YOUR SOLIN GENERATED RECIPE
Lemon-Herb Roasted Chicken Salad Bowl with Crispy Chickpeas and Creamy Feta
Enjoy a vibrant and satisfying bowl featuring tender lemon-herb roasted chicken, golden crispy chickpeas, and tangy creamy feta layered on a bed of fresh mixed greens and colorful vegetables. This well-balanced meal packs a punch of flavor with a zesty lemon dressing and aromatic herbs, perfect for a clean eating lifestyle and a boost in protein.
INGREDIENTS
4 oz Chicken Breast
1/3 cup roasted Chickpeas
1/4 cup crumbled Feta Cheese
2 cups Mixed Greens
1/2 cup Cherry Tomatoes
1/2 cup sliced Cucumber
2 tbsp sliced Red Onion
1 tbsp Olive Oil
1 tbsp Lemon Juice
1 tsp mixed fresh Herbs
Salt & Pepper to taste
PREPARATION
Preheat your oven to 400°F.
Season the chicken breast on both sides with salt, pepper, and half of the mixed fresh herbs. Drizzle with a little olive oil and lemon juice, then roast in the oven on a baking tray for about 20-25 minutes or until the internal temperature reaches 165°F. Allow to rest before slicing.
Rinse and drain chickpeas, then pat dry. Toss the chickpeas with a drizzle of olive oil, a pinch of salt, pepper, and a sprinkle of the remaining herbs. Spread them out on a baking sheet and roast in the oven for about 15-20 minutes until they become crispy, stirring once halfway through.
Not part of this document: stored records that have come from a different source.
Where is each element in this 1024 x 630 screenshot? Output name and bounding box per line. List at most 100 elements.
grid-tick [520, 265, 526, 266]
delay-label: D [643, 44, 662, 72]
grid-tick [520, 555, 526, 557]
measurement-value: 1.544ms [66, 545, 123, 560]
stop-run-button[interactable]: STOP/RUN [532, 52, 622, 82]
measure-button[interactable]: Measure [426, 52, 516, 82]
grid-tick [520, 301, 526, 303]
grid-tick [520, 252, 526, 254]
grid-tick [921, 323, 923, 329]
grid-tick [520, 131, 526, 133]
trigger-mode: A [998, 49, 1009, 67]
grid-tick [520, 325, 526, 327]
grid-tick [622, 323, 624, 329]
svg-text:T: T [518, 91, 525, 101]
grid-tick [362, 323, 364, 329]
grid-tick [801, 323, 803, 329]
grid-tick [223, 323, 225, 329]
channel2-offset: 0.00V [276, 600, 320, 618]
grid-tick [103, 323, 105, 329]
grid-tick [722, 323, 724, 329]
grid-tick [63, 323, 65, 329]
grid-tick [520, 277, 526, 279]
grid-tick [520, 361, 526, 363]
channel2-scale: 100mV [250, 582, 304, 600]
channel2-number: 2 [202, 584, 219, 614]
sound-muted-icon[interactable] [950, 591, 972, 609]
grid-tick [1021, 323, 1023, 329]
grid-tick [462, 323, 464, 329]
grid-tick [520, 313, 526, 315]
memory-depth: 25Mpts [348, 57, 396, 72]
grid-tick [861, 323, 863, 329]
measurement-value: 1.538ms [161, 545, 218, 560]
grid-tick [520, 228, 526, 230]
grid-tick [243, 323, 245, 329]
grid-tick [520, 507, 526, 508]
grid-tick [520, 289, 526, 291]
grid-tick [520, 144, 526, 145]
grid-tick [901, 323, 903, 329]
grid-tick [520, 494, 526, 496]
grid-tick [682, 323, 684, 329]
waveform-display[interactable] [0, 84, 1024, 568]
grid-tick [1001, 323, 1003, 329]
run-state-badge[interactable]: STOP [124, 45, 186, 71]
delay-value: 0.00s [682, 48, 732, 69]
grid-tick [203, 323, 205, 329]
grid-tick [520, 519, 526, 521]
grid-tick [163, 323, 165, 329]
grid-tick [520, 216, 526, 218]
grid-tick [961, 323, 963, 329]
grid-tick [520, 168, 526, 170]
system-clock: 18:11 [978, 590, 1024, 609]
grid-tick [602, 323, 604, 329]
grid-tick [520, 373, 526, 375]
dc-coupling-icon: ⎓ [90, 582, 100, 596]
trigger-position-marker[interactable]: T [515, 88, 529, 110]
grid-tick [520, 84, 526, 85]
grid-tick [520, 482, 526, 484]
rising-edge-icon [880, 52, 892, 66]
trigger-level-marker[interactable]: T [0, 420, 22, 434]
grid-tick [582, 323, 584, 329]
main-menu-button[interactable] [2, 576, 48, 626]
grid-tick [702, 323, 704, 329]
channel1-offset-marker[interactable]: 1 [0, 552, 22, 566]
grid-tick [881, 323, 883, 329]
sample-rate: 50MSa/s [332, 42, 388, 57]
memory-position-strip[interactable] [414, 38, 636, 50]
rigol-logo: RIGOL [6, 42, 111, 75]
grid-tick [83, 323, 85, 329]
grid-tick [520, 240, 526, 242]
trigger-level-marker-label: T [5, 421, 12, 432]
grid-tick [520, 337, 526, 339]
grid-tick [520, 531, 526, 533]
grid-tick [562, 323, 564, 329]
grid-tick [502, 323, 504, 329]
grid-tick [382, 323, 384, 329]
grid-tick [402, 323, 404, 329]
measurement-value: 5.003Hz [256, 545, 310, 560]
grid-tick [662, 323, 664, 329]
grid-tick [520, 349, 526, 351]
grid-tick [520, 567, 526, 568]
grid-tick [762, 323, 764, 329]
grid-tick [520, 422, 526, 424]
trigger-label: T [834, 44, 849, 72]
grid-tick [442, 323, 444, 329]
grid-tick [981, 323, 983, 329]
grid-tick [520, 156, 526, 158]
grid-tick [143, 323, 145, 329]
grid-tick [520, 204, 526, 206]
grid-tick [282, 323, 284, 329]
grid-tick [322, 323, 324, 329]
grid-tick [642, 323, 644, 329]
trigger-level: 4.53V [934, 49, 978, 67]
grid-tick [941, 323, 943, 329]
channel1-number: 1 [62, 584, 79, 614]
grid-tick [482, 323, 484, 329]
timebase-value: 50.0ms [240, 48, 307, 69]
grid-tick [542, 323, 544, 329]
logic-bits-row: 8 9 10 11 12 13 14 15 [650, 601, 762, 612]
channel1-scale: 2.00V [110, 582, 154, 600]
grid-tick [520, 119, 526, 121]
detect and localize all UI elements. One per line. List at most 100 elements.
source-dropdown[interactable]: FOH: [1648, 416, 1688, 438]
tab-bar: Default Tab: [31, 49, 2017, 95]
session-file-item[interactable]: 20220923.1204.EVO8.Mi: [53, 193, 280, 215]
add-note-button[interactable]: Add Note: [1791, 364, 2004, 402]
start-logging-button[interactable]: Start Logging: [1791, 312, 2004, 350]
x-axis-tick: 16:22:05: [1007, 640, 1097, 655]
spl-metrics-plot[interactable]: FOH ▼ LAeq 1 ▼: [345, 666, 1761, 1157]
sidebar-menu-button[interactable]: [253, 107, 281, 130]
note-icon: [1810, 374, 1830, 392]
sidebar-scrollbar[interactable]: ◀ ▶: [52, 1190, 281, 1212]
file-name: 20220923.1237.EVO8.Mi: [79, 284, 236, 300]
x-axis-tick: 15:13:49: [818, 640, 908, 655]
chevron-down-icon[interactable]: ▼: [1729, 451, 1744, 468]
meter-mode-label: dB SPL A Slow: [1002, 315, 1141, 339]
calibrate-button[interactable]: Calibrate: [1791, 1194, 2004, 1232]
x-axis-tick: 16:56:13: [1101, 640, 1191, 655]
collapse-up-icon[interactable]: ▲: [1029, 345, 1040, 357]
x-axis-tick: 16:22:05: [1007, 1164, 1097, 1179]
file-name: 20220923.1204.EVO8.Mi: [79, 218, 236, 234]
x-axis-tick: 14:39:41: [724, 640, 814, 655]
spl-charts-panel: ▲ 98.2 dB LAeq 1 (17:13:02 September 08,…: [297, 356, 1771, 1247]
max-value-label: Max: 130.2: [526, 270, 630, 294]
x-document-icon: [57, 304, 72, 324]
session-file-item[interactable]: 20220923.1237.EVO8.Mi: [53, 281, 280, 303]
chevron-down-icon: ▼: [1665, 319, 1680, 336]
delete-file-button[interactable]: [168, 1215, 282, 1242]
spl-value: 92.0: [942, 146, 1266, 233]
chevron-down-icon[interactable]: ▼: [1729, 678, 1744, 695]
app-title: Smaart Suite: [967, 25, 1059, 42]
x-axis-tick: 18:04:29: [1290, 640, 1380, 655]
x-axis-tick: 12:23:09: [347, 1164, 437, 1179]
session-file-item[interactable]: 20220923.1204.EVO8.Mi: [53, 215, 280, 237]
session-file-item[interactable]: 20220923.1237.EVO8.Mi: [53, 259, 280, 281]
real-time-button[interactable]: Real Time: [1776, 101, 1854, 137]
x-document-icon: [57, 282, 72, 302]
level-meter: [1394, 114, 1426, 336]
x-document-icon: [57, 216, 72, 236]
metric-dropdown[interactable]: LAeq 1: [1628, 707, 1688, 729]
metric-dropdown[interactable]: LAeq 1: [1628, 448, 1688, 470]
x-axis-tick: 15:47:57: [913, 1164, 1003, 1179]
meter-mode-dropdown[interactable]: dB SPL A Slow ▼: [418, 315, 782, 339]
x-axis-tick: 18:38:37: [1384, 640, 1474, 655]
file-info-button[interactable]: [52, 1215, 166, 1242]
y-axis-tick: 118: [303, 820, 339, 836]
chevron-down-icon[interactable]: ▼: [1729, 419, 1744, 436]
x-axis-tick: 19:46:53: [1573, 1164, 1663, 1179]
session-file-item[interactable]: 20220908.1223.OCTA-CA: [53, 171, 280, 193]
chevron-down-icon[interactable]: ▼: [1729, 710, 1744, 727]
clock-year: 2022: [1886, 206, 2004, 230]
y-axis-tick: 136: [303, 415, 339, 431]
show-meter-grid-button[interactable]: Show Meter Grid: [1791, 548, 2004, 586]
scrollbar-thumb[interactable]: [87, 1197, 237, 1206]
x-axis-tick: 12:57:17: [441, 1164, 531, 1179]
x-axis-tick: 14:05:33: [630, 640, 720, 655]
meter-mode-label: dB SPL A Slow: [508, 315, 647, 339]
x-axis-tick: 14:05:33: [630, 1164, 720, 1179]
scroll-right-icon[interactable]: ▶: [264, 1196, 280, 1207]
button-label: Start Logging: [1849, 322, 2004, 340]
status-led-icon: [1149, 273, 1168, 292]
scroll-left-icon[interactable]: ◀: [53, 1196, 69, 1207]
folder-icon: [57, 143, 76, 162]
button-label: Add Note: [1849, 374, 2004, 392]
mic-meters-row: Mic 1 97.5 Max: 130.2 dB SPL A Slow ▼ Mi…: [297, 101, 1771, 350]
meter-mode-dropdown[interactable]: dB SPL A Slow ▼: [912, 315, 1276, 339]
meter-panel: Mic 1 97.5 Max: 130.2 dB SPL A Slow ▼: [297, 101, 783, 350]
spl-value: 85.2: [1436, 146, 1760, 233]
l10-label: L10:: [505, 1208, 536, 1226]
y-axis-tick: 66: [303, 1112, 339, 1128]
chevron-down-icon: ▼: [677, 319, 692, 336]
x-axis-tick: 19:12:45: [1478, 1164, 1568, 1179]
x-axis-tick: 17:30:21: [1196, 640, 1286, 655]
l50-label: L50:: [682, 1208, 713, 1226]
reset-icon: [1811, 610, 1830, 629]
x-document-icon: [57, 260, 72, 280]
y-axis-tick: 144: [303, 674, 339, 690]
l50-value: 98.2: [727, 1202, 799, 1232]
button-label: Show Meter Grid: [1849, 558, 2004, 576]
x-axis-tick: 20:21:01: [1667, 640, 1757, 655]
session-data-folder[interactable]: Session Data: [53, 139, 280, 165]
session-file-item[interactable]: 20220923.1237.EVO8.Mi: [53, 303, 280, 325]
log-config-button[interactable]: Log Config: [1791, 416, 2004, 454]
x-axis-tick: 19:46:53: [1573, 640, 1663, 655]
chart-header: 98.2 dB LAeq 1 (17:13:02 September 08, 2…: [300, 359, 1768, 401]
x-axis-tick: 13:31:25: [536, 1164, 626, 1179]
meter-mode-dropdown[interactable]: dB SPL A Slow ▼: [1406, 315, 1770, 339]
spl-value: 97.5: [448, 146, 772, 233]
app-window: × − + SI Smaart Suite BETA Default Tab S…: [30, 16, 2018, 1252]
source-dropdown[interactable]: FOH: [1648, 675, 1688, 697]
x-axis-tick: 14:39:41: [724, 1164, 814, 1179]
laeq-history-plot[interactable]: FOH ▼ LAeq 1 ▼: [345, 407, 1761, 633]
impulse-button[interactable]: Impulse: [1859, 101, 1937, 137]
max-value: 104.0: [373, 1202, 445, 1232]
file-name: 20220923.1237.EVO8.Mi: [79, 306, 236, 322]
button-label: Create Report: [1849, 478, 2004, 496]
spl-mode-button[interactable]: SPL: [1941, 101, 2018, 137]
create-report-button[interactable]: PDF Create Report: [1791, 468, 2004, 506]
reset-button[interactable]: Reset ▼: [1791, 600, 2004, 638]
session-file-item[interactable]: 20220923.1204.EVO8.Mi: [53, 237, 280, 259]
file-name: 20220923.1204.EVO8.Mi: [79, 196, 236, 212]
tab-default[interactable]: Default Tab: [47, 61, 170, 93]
While the chicken and chickpeas are roasting, prepare the salad. In a large bowl, combine mixed greens, cherry tomatoes, cucumber slices, and red onion.
Add crumbled feta cheese to the salad. In a small bowl, whisk together olive oil, lemon juice, and a touch of salt and pepper to form a simple dressing.
Slice the roasted chicken breast and arrange over the salad. Top with the crispy chickpeas and drizzle with the dressing.
Serve immediately and enjoy the mix of tender chicken, crunchy chickpeas, and refreshing vegetables.